Are we going to rhyme, and write lots of parallel code with the modern equivalent of the "Goto Statement"?

 

 



Comments (5)Add Comment
...
written by Mark Nelson, April 30, 2008
I think the situation is particularly grim in C/C++ - it is extremely difficult to have a reasonable level of assurance that your program is correct when using threads. Just the inability to control side effects alone means that code inspection for errors is NP++ hard. Automatic proof seemingly impossible.

I agree that threads have to disappear into the infrastructure, just like GOTOs disappeared into the compiled code (but snuck back in via exceptions).

But I also harbor a lingering doubt that Knuth is correct, perhaps parallelism is a swamp we just want to stay out of. Just because it's a bandwagon doesn't mean we should necessarily be jumping on.

- Mark
"The Problem with Threads"
written by James Merritt, April 30, 2008
Edward Lee of the EECS department at Berkeley wrote an interesting report back in 2006: "The Problem With Threads"

The link takes you to a citation page, which also includes a direct link to the 17-page PDF version.

Lee worries about the proliferation of non-deterministic complexity that threads can create, observes that we have been implicitly restricting threads by our programming practices on the one hand and by the relative paucity of true parallel computing environments on the other, and predicts that as soon as computers routinely begin to have more than a couple of processing cores, we will begin to encounter some serious and unpredictable bugs that currently lie dormant in all the threaded code that is already out there.

He does have a prescription for fixing the problem, though.
Edward Lee
written by Mark Nelson, April 30, 2008
Nice paper, of course he echoes what I said in my comment, and we always say "nice paper" when it basically agrees with what you think:

Threads must be relegated to the engine room of computing, to be suffered only by expert technology providers.

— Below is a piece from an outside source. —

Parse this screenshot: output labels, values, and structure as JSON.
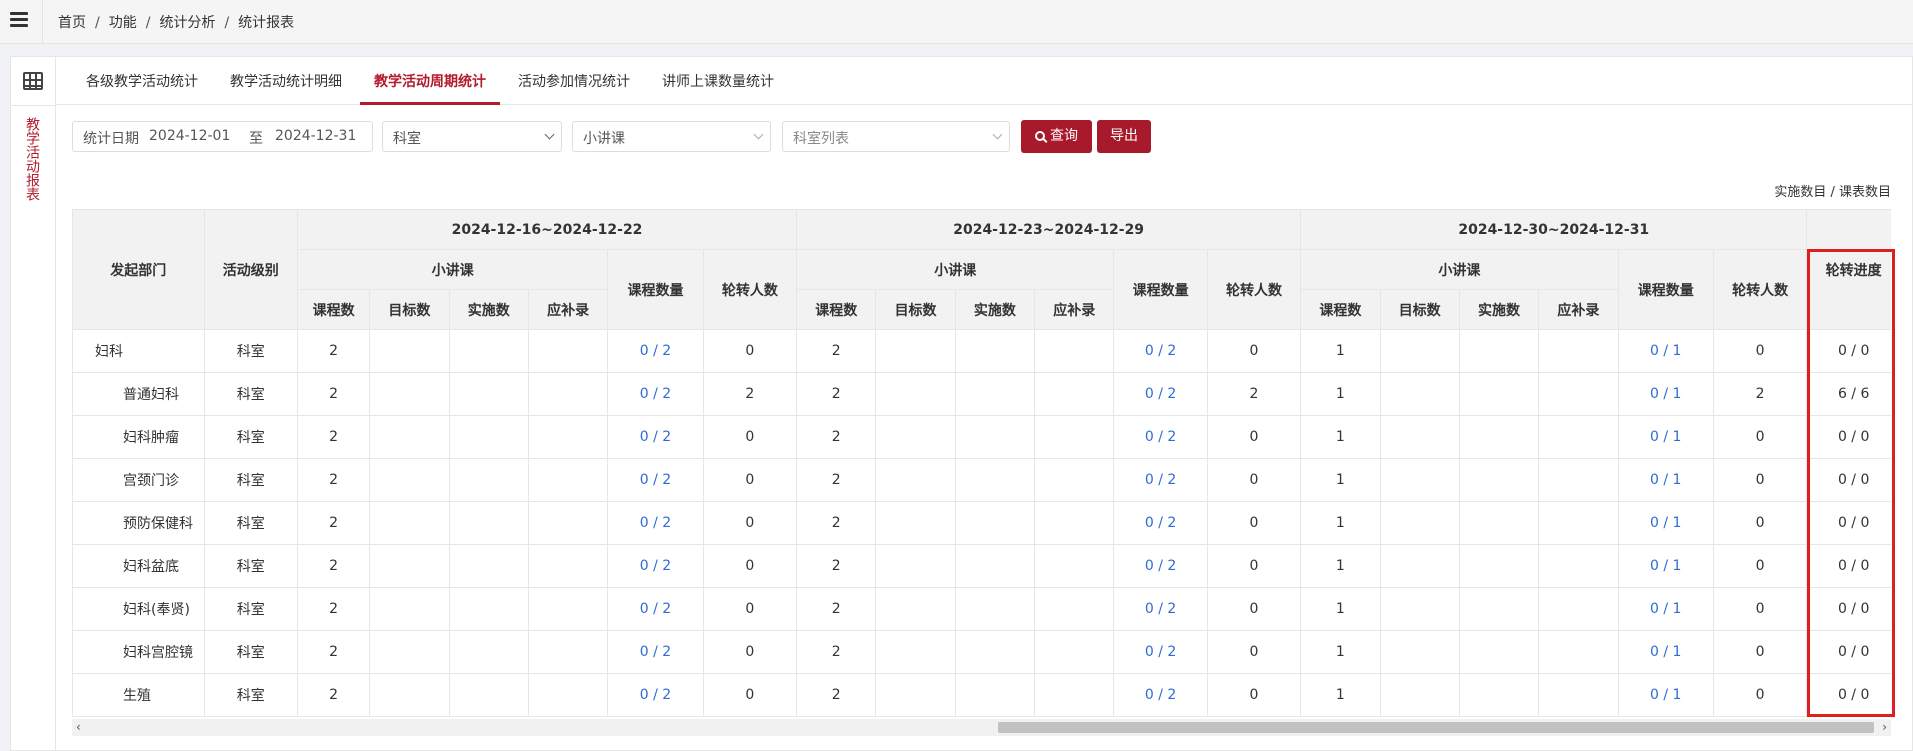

My most successful heavily-threaded C++ programs have been based on a fairly strict message passing paradigm, which protects you against a lot of problems - no poking into each other's data. But when you do that, you are almost running as if your threads were separate processes, so you get less of an advantage from the threading model. Faster context-switching, I guess, and a somewhat lighter load on the system.

And of course, if we really believe that the multicore universe is a bigger threat that global warming and the RIAA combined, (don't count me in http://marknelson.us/2007/07/30/multicore-panic/), threading really doesn't do much to help you partition your problems.
Echoes, threats
written by James Merritt, April 30, 2008
"Nice paper, of course he echoes what I said in my comment..." Or you independently echoed what he published 2.5 years ago. Same difference. smilies/wink.gif

"And of course, if we really believe that the multicore universe is a bigger threat that global warming and the RIAA combined..." You forgot Y2K. smilies/cheesy.gif
Robotics may lead the way
written by Kevin Queen, May 02, 2008
Agree that this really is an issue - having seen so many struggle with the problem. Picked up Microsoft Robotics Studio to see what they were up to in the robotics field and was happy to see a framework in place to tackle some of these issues. It is geared to a specific set of applications, but I see in the robotics framework for handling all the different inputs and paralell processing, the kernal for what I would bet becomes a part of their .NET framework. How far it will scale is probably not known yet. But it was good to see someone liberating everyday developers from a world of semaphores thread and management that most are not ready to deal with.